Whatever social structure you imagine you might navigate, be it business, politics, public opinion, a charitable organization, the world of art, literature or academia; you will always find a pre-existing, entrenched power structure of people calling the shots, controlling key decisions and very unwilling to cut you in, because they either have their own vision to put in practice, or... they simply like the power, status and nice amenities that come with them.

The business of changing the world is the business of power. You either have capital, name recognition, the largest lab, a huge social network of other powerful people in your debt, a massive amount of luck and/or first mover advantage etc. Otherwise, the powerful people of the world, often particularly apprehensive to world changing plans, will just crush you and move on.




Largely correct but the margins can have unreasonably large effects, like Linux, the GNU project and so on.


"a massive amount of luck and/or first mover advantage"


Again, I want to emphasise that sometimes a project or set of ideas not only thrives, but completely dominates.


Sure, but how does that help you chose an effective strategy? For example, winning lottery players absolutely dominate when it comes to risk vs reward. But that doesn't mean playing the lottery is the way to achieving your financial goals.

Without an understanding of the underlying odds of success, isolated success stories are just random noise. And you have to ask: are they really success stories? Did Linus set out to create a world known free kernel, or was ìt just serendipty, he was just a random bloke who filled a role that needed to be filled at that particular historic time, so in fact had no control over the story and did not, in fact, change the world, he just gave a name of the rough thing that was to appear at that rough time.


Effective strategy, you are right. It's not. For the thing that was to appear, we can't know if something else would have filled that functional void. The world might have been much more proprietary without Linux.


For this particular example, I think there were worthy contenders in the era, like Minix, GNU Hurd, BSD etc. So it was rather a sum of unpredictable contingencies (in the philosophical sense) that made Linux the thing that was to be, rather than any substantial merit of its inventors; much like Facebook won the social network race by simply being lucky to launch in a cool, selective and influential community.

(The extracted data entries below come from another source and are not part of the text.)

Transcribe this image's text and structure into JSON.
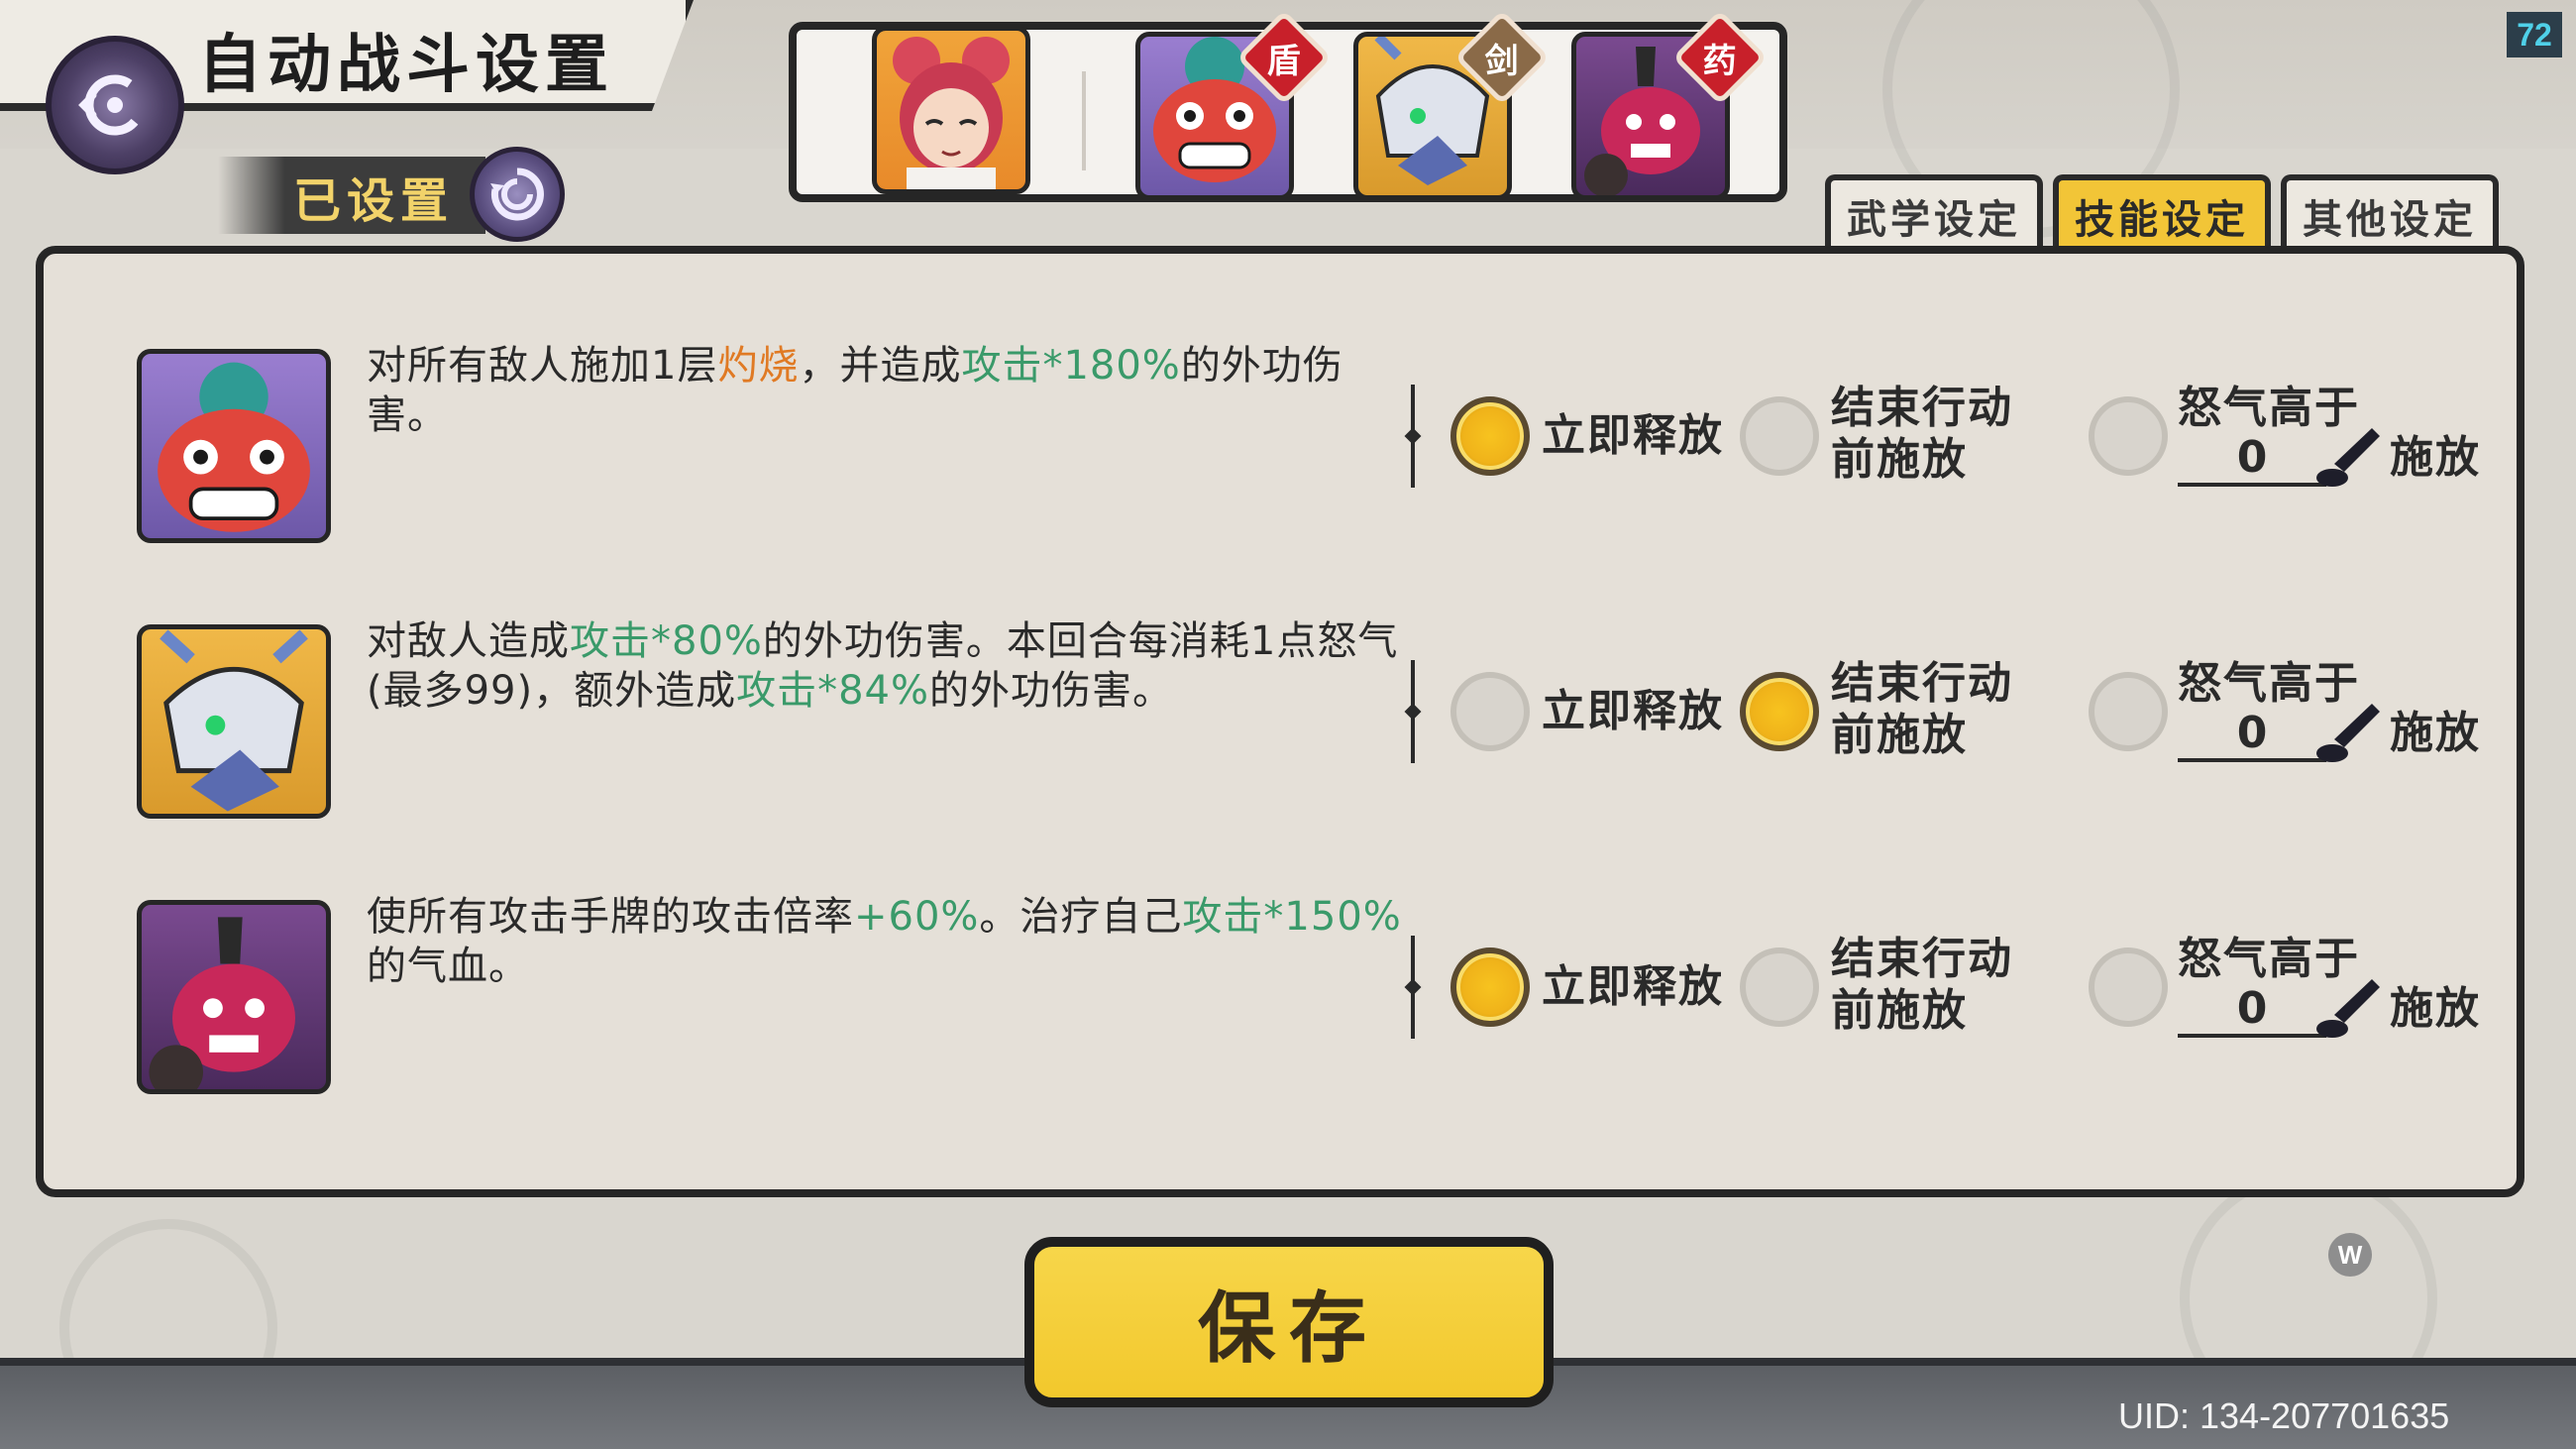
{
  "header": {
    "title": "自动战斗设置",
    "status": "已设置",
    "fps": "72"
  },
  "team": [
    {
      "name": "portrait-girl",
      "badge": ""
    },
    {
      "name": "portrait-lion-dancer",
      "badge": "盾"
    },
    {
      "name": "portrait-masked-warrior",
      "badge": "剑"
    },
    {
      "name": "portrait-red-beast",
      "badge": "药"
    }
  ],
  "tabs": [
    {
      "label": "武学设定",
      "active": false
    },
    {
      "label": "技能设定",
      "active": true
    },
    {
      "label": "其他设定",
      "active": false
    }
  ],
  "skills": [
    {
      "desc_parts": [
        {
          "t": "对所有敌人施加1层",
          "c": ""
        },
        {
          "t": "灼烧",
          "c": "o"
        },
        {
          "t": "，并造成",
          "c": ""
        },
        {
          "t": "攻击*180%",
          "c": "g"
        },
        {
          "t": "的外功伤害。",
          "c": ""
        }
      ],
      "selected": 0
    },
    {
      "desc_parts": [
        {
          "t": "对敌人造成",
          "c": ""
        },
        {
          "t": "攻击*80%",
          "c": "g"
        },
        {
          "t": "的外功伤害。本回合每消耗1点怒气(最多99)，额外造成",
          "c": ""
        },
        {
          "t": "攻击*84%",
          "c": "g"
        },
        {
          "t": "的外功伤害。",
          "c": ""
        }
      ],
      "selected": 1
    },
    {
      "desc_parts": [
        {
          "t": "使所有攻击手牌的攻击倍率",
          "c": ""
        },
        {
          "t": "+60%",
          "c": "g"
        },
        {
          "t": "。治疗自己",
          "c": ""
        },
        {
          "t": "攻击*150%",
          "c": "g"
        },
        {
          "t": "的气血。",
          "c": ""
        }
      ],
      "selected": 0
    }
  ],
  "options": {
    "immediate": "立即释放",
    "before_end_line1": "结束行动",
    "before_end_line2": "前施放",
    "rage_line1": "怒气高于",
    "rage_value": "0",
    "rage_suffix": "施放"
  },
  "footer": {
    "save_label": "保存",
    "uid": "UID: 134-207701635",
    "w_badge": "W"
  },
  "colors": {
    "accent": "#f2c537",
    "highlight_green": "#3a9a6a",
    "highlight_orange": "#e07a24",
    "panel": "#e5e0d8"
  }
}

But in the general case, I do not claim that the world works according to a pre-written script, on the contrary, if you act with a sufficient magnitude of power, I think you can alter it deterministically. Rather, I point out the immense inertia and active opposition by the powerful to you world-altering attempts, to the point where any low power action is more like playing the lottery. You might be lucky to get the that one in a million chance, but you likely won't.

If you organize your attack carefully, amass capital, workforce, hearts and minds, etc., you drastically improve your chances of success, up to the point when your reach Elon mode: you simply wish a product or thing was real, and an entire army of people shows up ready to implement it.


To be fair, you don't need to "escape the grind" 100% to make 2 happen.